Identification of long-lived proteins in the mitochondria reveals increased stability of the electron transport chain

Abstract

In order to combat molecular damage, most cellular proteins undergo rapid turnover. We have previously identified large nuclear protein assemblies that can persist for years in post-mitotic tissues and are subject to age-related decline.
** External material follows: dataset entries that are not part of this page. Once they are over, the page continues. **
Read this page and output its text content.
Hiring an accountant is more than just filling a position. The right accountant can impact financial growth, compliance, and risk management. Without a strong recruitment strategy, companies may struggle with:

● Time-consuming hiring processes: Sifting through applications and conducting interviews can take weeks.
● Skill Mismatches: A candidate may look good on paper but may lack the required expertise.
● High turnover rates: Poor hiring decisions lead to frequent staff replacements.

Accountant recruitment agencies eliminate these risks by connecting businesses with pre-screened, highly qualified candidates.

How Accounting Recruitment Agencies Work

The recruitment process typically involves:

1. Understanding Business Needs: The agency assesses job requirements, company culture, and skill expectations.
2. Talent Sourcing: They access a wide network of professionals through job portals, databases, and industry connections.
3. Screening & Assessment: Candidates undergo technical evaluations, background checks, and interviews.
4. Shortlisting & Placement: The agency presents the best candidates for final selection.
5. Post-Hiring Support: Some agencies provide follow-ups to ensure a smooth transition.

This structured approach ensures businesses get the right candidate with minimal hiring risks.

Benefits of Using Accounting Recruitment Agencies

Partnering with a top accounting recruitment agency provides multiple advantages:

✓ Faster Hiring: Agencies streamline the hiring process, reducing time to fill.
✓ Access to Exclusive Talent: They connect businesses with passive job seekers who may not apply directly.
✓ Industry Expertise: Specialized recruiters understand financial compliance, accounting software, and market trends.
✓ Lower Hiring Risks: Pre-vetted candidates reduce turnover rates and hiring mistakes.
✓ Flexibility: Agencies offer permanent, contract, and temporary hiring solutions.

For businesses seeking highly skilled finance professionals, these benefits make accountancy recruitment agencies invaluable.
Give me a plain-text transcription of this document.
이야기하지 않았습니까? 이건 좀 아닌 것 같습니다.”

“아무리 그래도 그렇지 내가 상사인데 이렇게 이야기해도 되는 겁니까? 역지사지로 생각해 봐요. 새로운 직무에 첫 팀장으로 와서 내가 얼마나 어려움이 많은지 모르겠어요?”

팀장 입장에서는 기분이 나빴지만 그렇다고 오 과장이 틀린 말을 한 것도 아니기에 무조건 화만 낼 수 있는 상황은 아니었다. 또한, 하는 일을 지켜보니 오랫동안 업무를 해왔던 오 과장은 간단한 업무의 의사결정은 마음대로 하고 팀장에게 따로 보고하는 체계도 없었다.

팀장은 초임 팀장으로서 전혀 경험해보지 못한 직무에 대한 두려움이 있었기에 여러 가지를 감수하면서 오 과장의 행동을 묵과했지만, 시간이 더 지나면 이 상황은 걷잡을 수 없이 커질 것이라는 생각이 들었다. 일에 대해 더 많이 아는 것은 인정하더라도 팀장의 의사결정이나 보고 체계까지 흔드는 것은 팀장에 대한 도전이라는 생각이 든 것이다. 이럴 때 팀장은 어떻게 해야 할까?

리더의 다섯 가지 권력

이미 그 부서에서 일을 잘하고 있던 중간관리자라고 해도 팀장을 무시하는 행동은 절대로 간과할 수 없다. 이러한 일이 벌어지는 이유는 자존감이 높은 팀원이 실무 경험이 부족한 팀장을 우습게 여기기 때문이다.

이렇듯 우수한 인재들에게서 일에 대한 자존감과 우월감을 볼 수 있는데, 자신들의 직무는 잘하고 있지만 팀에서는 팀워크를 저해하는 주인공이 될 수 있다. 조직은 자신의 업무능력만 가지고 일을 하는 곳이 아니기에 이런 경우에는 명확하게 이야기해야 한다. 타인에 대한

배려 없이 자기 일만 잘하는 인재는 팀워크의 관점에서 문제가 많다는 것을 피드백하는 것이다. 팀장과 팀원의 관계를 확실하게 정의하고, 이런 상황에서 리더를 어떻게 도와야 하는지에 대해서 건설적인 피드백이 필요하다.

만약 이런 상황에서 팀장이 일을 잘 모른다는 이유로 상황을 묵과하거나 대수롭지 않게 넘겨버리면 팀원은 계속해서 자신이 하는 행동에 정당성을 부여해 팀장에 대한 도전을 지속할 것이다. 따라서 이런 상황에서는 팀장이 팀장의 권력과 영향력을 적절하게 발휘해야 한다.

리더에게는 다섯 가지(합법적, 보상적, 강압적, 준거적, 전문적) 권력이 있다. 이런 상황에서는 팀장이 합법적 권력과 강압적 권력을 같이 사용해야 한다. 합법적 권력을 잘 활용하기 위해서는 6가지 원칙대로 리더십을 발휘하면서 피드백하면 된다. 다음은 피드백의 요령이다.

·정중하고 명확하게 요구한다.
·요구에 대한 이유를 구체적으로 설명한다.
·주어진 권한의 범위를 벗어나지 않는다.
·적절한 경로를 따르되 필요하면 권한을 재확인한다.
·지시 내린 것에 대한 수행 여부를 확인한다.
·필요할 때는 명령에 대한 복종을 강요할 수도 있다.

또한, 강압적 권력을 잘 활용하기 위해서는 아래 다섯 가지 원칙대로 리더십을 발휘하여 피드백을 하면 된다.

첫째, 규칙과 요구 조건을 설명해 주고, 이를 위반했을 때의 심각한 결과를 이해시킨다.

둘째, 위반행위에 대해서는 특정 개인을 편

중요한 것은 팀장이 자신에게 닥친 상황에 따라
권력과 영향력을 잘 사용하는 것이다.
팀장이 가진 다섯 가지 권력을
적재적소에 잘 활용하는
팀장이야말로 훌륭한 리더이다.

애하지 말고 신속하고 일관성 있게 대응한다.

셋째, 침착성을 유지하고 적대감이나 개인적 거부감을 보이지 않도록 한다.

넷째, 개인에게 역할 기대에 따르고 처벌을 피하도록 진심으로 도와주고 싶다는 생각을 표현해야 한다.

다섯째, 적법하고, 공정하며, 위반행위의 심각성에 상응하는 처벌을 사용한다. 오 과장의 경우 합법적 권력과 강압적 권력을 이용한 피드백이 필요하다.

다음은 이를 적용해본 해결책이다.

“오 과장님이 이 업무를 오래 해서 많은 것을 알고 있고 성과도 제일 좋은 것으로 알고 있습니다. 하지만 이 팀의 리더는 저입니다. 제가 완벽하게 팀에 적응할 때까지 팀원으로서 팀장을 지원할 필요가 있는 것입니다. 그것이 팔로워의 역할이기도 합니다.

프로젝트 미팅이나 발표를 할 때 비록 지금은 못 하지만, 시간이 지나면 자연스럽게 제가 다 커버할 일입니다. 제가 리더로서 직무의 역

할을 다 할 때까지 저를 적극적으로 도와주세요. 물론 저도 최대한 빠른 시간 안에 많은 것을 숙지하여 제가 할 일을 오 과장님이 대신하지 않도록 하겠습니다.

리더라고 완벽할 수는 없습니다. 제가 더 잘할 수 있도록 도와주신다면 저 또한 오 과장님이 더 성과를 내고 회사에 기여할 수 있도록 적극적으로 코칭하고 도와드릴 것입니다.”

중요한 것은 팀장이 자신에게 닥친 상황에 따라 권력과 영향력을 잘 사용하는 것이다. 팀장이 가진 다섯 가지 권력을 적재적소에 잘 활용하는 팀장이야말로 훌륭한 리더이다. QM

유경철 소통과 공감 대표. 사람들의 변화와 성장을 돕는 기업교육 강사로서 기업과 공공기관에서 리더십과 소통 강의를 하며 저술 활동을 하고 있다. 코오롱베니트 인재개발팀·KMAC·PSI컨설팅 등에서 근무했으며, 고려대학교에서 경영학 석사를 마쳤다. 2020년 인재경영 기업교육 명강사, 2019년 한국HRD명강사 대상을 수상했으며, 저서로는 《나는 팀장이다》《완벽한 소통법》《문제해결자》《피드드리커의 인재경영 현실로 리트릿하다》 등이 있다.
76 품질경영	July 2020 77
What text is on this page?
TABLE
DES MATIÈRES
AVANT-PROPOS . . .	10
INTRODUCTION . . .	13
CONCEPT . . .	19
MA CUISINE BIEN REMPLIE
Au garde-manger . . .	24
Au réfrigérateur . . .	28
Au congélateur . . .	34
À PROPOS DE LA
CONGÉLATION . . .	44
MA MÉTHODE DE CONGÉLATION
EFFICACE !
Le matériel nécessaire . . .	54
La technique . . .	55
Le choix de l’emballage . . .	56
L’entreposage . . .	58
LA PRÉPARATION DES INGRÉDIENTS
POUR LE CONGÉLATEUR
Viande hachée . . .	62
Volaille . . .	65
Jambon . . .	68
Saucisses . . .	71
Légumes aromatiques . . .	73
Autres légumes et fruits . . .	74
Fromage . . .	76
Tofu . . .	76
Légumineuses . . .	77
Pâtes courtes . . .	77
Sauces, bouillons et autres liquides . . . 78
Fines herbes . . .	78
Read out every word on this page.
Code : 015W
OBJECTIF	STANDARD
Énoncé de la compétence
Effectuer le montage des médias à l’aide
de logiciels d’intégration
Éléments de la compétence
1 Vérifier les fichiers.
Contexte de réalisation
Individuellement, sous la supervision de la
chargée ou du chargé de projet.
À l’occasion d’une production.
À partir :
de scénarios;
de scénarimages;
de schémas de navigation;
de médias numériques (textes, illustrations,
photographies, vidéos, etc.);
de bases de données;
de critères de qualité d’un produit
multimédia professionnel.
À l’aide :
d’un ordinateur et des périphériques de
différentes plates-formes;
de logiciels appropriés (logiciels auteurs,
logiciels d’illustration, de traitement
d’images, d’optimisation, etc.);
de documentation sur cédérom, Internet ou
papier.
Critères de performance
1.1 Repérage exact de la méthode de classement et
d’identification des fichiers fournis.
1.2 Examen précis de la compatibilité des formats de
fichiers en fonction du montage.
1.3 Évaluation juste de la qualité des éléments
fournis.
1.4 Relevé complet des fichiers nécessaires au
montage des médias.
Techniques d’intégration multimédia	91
Here, we report that mitochondria can be long lived in the mouse brain and reveal that specific mitochondrial proteins have half-lives longer than the average proteome. These mitochondrial long-lived proteins (mitoLLPs) are core components of the electron transport chain (ETC) and display increased longevity in respiratory supercomplexes. We find that COX7C, a mitoLLP that forms a stable contact site between complexes I and IV, is required for complex IV and supercomplex assembly. Remarkably, even upon depletion of COX7C transcripts, ETC function is maintained for days, effectively uncoupling mitochondrial function from ongoing transcription of its mitoLLPs. Our results suggest that modulating protein longevity within the ETC is critical for mitochondrial proteome maintenance and the robustness of mitochondrial function.

Keywords: age mosaicism; aging; electron transport chain; heterogeneity; long-lived proteins; mitochondria; muscle; neurons; protein homeostasis; supercomplexes.